Bishop, C. M. (2006). Machine learning and pattern recognition. Information Science and Statistics. Springer, Heidelberg. [url]

Goodfellow, I., Bengio, Y., Courville, A., & Bengio, Y. (2016). Deep learning (Vol. 1). Cambridge: MIT press. [url]

Lowe, D. G. (1999). Object recognition from local scale-invariant features. In Computer vision, 1999. The proceedings of the seventh IEEE international conference on (Vol. 2, pp. 1150-1157)

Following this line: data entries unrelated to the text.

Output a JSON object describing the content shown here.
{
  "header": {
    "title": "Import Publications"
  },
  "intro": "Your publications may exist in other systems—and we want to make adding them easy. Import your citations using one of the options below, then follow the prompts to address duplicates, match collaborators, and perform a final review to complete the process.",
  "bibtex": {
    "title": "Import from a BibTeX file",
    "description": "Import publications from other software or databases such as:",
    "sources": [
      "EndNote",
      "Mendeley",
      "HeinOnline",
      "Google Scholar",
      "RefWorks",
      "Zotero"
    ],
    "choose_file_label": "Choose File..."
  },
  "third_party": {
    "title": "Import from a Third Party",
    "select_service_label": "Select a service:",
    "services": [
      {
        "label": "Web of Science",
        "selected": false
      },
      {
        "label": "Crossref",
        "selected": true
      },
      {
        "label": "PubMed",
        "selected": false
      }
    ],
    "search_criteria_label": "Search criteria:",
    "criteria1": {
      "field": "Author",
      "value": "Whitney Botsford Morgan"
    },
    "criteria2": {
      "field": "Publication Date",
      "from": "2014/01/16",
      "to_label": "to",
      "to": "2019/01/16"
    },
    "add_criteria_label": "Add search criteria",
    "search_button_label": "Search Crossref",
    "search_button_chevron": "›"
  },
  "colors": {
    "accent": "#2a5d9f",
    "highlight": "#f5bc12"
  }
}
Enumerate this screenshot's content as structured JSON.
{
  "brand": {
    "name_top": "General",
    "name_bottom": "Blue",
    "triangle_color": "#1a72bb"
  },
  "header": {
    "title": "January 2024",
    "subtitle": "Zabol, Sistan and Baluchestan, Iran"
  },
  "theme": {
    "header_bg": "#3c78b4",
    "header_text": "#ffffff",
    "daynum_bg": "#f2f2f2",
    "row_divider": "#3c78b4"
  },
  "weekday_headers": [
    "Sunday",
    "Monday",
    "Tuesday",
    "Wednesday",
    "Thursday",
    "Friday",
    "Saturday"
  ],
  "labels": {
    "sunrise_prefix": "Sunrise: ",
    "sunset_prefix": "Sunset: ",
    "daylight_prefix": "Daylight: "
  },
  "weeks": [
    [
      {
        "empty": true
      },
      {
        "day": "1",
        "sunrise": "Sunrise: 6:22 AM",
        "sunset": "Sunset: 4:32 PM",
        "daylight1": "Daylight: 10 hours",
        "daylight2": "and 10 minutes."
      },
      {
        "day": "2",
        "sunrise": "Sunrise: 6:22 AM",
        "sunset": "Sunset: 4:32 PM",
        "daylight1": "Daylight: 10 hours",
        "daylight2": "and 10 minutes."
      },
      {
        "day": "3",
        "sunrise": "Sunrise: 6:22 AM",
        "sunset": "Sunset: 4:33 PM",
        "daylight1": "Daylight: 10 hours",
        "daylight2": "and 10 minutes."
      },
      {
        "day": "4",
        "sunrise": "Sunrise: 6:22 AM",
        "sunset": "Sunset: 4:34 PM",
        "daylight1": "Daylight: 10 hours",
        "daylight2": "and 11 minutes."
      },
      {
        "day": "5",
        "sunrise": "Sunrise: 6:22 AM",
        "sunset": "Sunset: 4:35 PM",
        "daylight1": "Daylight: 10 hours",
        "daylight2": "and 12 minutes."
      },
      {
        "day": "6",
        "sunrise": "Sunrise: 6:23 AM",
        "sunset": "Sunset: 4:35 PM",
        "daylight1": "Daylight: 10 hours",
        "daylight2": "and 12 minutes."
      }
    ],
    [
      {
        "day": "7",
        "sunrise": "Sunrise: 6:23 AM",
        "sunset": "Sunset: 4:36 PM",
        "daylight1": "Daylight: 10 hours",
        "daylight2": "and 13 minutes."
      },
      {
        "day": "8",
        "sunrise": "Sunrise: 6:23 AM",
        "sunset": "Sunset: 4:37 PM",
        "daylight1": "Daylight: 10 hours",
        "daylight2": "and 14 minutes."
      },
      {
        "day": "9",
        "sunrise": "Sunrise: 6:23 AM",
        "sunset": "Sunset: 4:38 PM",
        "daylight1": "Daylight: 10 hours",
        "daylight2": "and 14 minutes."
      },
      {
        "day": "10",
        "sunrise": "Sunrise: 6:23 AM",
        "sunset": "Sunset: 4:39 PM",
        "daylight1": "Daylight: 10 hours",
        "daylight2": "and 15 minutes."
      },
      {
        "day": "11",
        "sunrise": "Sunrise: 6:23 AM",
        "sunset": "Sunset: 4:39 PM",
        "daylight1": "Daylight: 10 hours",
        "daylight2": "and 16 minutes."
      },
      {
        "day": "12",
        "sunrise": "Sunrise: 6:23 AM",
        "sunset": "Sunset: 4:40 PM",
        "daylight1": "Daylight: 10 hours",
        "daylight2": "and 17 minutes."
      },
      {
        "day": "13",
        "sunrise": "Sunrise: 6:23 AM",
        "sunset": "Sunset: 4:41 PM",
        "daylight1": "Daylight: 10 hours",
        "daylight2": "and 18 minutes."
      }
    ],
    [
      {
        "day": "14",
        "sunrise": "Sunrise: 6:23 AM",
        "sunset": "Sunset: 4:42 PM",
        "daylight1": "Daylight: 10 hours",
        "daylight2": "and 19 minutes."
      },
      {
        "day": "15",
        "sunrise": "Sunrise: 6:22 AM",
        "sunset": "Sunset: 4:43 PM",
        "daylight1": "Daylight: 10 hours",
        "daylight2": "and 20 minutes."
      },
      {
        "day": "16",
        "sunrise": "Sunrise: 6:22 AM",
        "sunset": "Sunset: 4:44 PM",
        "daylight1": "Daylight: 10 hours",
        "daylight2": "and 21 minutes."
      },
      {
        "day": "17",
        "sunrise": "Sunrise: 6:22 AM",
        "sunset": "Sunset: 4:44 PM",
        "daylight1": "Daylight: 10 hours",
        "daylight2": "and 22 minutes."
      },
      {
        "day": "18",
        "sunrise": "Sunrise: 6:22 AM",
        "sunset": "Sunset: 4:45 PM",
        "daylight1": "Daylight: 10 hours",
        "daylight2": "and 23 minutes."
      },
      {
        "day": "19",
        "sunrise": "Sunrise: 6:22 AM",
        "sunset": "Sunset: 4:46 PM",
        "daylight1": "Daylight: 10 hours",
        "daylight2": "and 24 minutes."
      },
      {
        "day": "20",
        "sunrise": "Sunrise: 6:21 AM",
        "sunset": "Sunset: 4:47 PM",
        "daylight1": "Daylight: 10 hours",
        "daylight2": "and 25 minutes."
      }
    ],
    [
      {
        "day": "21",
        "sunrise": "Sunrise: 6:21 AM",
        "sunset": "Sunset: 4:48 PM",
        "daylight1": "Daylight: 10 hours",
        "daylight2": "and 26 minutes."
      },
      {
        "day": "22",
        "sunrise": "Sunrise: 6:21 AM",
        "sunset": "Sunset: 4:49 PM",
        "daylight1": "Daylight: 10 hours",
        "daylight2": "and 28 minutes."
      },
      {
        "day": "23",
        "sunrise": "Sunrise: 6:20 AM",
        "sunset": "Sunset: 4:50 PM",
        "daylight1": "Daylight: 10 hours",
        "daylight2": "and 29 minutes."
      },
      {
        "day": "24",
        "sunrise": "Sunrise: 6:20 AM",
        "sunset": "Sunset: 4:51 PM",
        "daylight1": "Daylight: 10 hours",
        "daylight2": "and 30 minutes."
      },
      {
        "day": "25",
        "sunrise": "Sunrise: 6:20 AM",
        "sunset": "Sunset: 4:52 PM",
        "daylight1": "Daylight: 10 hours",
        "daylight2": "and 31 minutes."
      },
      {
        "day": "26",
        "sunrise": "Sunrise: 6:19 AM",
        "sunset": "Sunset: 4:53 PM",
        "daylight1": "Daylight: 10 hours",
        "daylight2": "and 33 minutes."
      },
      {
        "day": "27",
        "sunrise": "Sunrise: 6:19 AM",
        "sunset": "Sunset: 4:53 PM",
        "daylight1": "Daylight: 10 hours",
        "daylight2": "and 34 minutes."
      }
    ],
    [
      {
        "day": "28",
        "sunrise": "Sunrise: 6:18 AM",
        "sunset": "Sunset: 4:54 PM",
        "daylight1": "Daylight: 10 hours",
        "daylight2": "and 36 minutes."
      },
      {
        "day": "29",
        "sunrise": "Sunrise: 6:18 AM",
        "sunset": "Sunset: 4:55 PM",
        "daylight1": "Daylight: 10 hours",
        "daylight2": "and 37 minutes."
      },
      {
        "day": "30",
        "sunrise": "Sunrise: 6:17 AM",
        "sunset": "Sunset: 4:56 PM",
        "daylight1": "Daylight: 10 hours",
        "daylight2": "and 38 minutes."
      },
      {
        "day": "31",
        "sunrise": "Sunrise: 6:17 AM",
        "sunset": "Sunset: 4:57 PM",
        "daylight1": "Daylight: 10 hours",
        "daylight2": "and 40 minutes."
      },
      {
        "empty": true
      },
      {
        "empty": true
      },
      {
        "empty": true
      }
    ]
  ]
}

Ivakhnenko, A. G., & Lapa, V. G. (1967). Cybernetics and forecasting techniques. [url]

Krizhevsky, A., Sutskever, I., & Hinton, G. E. (2012). Imagenet classification with deep convolutional neural networks. In Advances in neural information processing systems (pp. 1097-1105). [url]

Sutskever, I., Martens, J., & Hinton, G. E. (2011). Generating text with recurrent neural networks. In Proceedings of the 28th International Conference on Machine Learning (ICML-11) (pp. 1017-1024). [url]

Sutskever, I., Vinyals, O., & Le, Q. V. (2014). Sequence to sequence learning with neural networks. In Advances in neural information processing systems (pp. 3104-3112). [url]

Cybenko, G. (1989). Approximation by superpositions of a sigmoidal function. Mathematics of control, signals and systems2(4), 303-314. [url]

He, K., Zhang, X., Ren, S., & Sun, J. (2016). Deep residual learning for image recognition. In Proceedings of the IEEE conference on computer vision and pattern recognition (pp. 770-778). [url]

Liddy, E. D. (2001). Natural language processing.

Graves, A., Wayne, G., & Danihelka, I. (2014). Neural turing machines. arXiv preprint arXiv:1410.5401.